Utah County is joining forces with the state to study deposits of local groundwater - a resource some county residents fear is being threatened by mismanagement and overuse.
Earlier this year, residents in the parched Vineyard area, where some wells dried up this summer, requested funding from Orem City to conduct an independent study. Orem Mayor Blaine Willes, however, approached the Utah County Council of Government and the Utah County Water Advisory Board to broaden participation in the study.During a recent Water Advisory Board meeting, Bob Morgan, state engineer of the Division of Water Rights, pursuaded board members to join state efforts to study ground-water.
County Commissioner Brent Morris said the committee will comprise representatives from the county, Provo, Orem and other municipalities and entities concerned about the future of the county's water resources. Once the committee is organized, he said, members will meet with Morgan, who will coordinate study efforts.
Morgan said a 1985 northern Utah Valley groundwater resource study could be used as a model for the new study. The study, by the U.S. Geological Survey and the Utah Department of Natural Resources, described the groundwater system and documented changes in ground-water conditions since 1963. A similar study is scheduled to begin this month on the southern part of the valley.

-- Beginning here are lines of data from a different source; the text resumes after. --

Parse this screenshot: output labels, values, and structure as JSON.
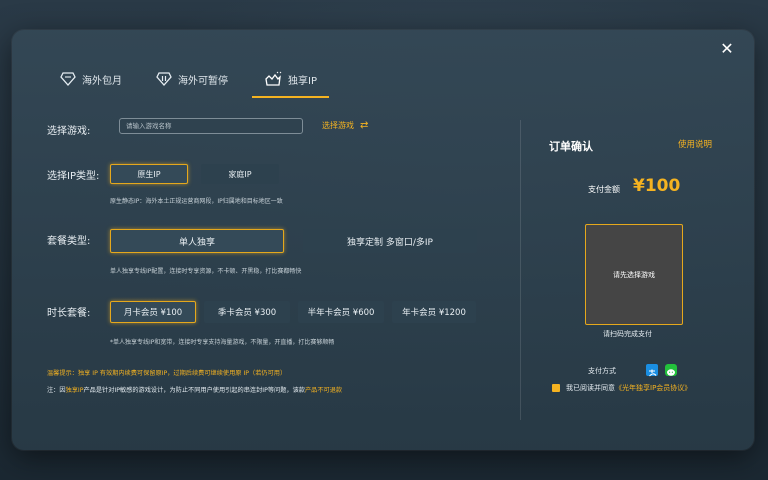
{
  "tabs": [
    {
      "label": "海外包月",
      "icon": "diamond-icon"
    },
    {
      "label": "海外可暂停",
      "icon": "pause-diamond-icon"
    },
    {
      "label": "独享IP",
      "icon": "crown-hand-icon"
    }
  ],
  "game": {
    "label": "选择游戏:",
    "placeholder": "请输入游戏名称",
    "select_link": "选择游戏",
    "switch_icon": "swap-arrows-icon"
  },
  "ip_type": {
    "label": "选择IP类型:",
    "options": [
      "原生IP",
      "家庭IP"
    ],
    "selected": 0,
    "hint": "原生静态IP：海外本土正规运营商网段，IP归属地和目标地区一致"
  },
  "package": {
    "label": "套餐类型:",
    "options": [
      "单人独享",
      "独享定制 多窗口/多IP"
    ],
    "selected": 0,
    "hint": "单人独享专线IP配置，连接时专享资源，不卡顿、开黑稳，打比赛都畅快"
  },
  "duration": {
    "label": "时长套餐:",
    "options": [
      "月卡会员 ¥100",
      "季卡会员 ¥300",
      "半年卡会员 ¥600",
      "年卡会员 ¥1200"
    ],
    "selected": 0,
    "hint": "*单人独享专线IP和宽带，连接时专享支持海量游戏，不限量，开直播，打比赛够顺畅"
  },
  "notice": {
    "warm_prefix": "温馨提示：",
    "warm_text": "独享 IP 有效期内续费可保留原IP，过期后续费可继续使用原 IP（若仍可用）",
    "note_prefix": "注：因",
    "note_highlight1": "独享IP",
    "note_middle": "产品是针对IP敏感的游戏设计，为防止不同用户使用引起的串连封IP等问题，该款",
    "note_highlight2": "产品不可退款"
  },
  "order": {
    "title": "订单确认",
    "usage_link": "使用说明",
    "amount_label": "支付金额",
    "amount_value": "¥100",
    "qr_placeholder": "请先选择游戏",
    "qr_hint": "请扫码完成支付",
    "pay_label": "支付方式",
    "pay_methods": [
      {
        "icon": "alipay-icon",
        "color": "#1a8fe3"
      },
      {
        "icon": "wechat-icon",
        "color": "#22c13b"
      }
    ],
    "agree_text": "我已阅读并同意",
    "agree_link": "《光年独享IP会员协议》"
  },
  "colors": {
    "accent": "#f5b321",
    "modal_bg": "#344856",
    "button_bg": "#2d414e"
  }
}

Morgan said the committee must decide whether to replicate the approach of the 1985 study. He said the committee could use the previously developed model, in which the groundwater network was simulated with help from a computer, or develop a new model to make projections and determinations regarding groundwater.
"That is a decision they will have to make," Morgan said. "We want to look at the whole groundwater network."
Though officials don't know for sure whether groundwater really is threatened, Morgan said, "Physically, there is a limit to our ground-water networks. We want to prevent reaching that limit."
Morris said committee members, once chosen, will decide what needs to be studied. He said local officials are concerned about recharge of groundwater reservoirs, Provo River flow, the impact the Jordanelle Dam could have on local water rights and resources, and the decreasing level of wells in the county, especially in Orem's Vineyard area.
Morris and Morgan predicted the study would take six months to a year to complete. The southern valley study will take three years.
J. Rulon Gammon, who lives in the Vineyard area near the Geneva Steel plant, said he hopes the study can be completed more rapidly because decreasing well levels need to be addressed now. Gammon, who has lived in Vineyard for 48 years, said wells in his area have never been as dry as they were this summer.
"This is the first time I can remember the wells going dry," he said. "It's the first time the wells have ever quit flowing."
Gammon said well levels in Vineyard and other areas have decreased markedly during the past 15 years. Recent dry years have contributed to the problem, but they're not the sole cause, he said. Groundwater discharge is simply exceeding ground-water recharge.
For example, Orem and other growing cities in Utah Valley have replaced acres of orchards with asphalt and buildings, and have increased well pumping to meet increased domestic demand.
"The orchards used to provide a lot of recharge to the aquifer. That was where we got a lot of water previously," he said. "When the city commenced to pump this summer, they dried us up."
Decreased Provo River water flow likely is a factor as well, Gammon said.
"I think that's one of the questions that needs to be answered by the study. I think that we're being impacted negatively by the fact that they're taking a lot of recharge water from Provo Canyon, putting it in aqueducts and shipping it to Salt Lake."
The 1985 study of groundwater resources in northern Utah Valley showed that demand for ground-water increased by 400 percent from the mid-1960s to 1980. The study estimated that recharge of and discharge from the principal ground-water reservoir was then about equal - approximately 200,000 acre feet annually.